Mexican Trucks in No Hurry to Venture Into the U.S.

Mexican Trucks in No Hurry to Venture Into the U.S.

Mexican long-haul trucks are crossing the border again, now that a trading feud between the U.S. and Mexico has been settled.

Well, actually, it’s just one truck—Mexican carriers are in no rush to join the newest cross-border trucking pilot program, according to a Nov. 8 Bloomberg Businessweek article.

Numerous barriers—political and nonpolitical—and a bad taste left behind from a failed 2007-2009 NAFTA pilot program are keeping Mexican trucks at home, according to Jose Refugio Munoz, CEO of the Mexican trucking trade association Canacar.

“We’ve had it up to here with experiments,” Munoz told Bloomberg Businessweek. “It’s very uncertain, and that’s why there are very few companies interested in participating.”

Only one truck, owned by Nuevo Laredo-based Transportes Olympic, has been approved by the Federal Motor Carrier Safety Administration to operate in the U.S. The Transportes Olympic Freightliner delivered a steel drilling structure to Garland, Texas in October. It was the first to enter the interior of the U.S. since 2009, when Congress—citing safety concerns about Mexican trucks—cut funding to a cross-border pilot program. Upset that the U.S. was not doing its part to implement NAFTA’s free-trade provisions, Mexico responded with retaliatory tariffs on a wide range of U.S. exports.

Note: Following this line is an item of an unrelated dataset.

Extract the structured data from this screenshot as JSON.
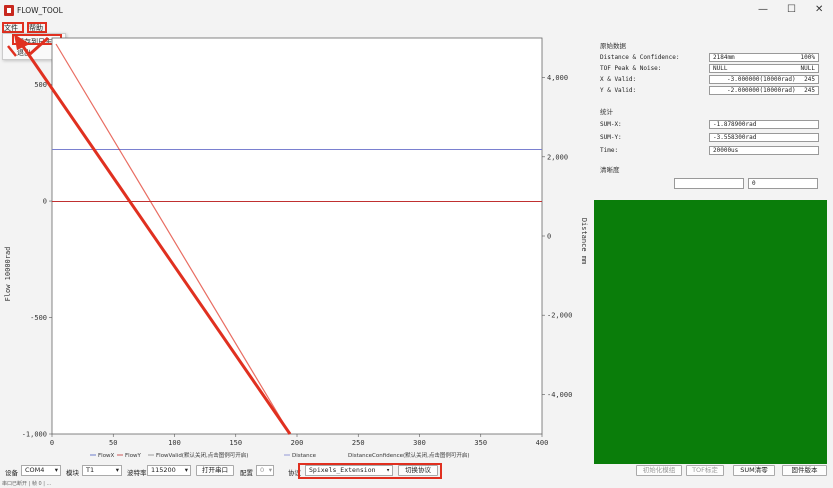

Thanks to the new pilot program, scheduled to last 18 months, Mexico has agreed to phase out the tariffs.

But only one company other than Transportes Olympic—Tijuana-based Grupo Behr de Baja California SA de CV—has bothered to sign up for the program, according to the FMCSA.

Industry experts said different work rules, cost structures, language and fuel and equipment issues are some of the barriers keeping Mexican carriers from moving the pilot program into high gear. Current work-arounds, such as subcontracting with carriers for Mexico routes and using U.S. drivers in the U.S., re still a better solution than the framework established by the new pilot program, said Jim Filter, general manager for Schneider National de Mexico.

The pilot program “doesn’t make transportation more efficient or cost effective between the U.S. and Mexico,” Filter said. “That has to be the driving force.”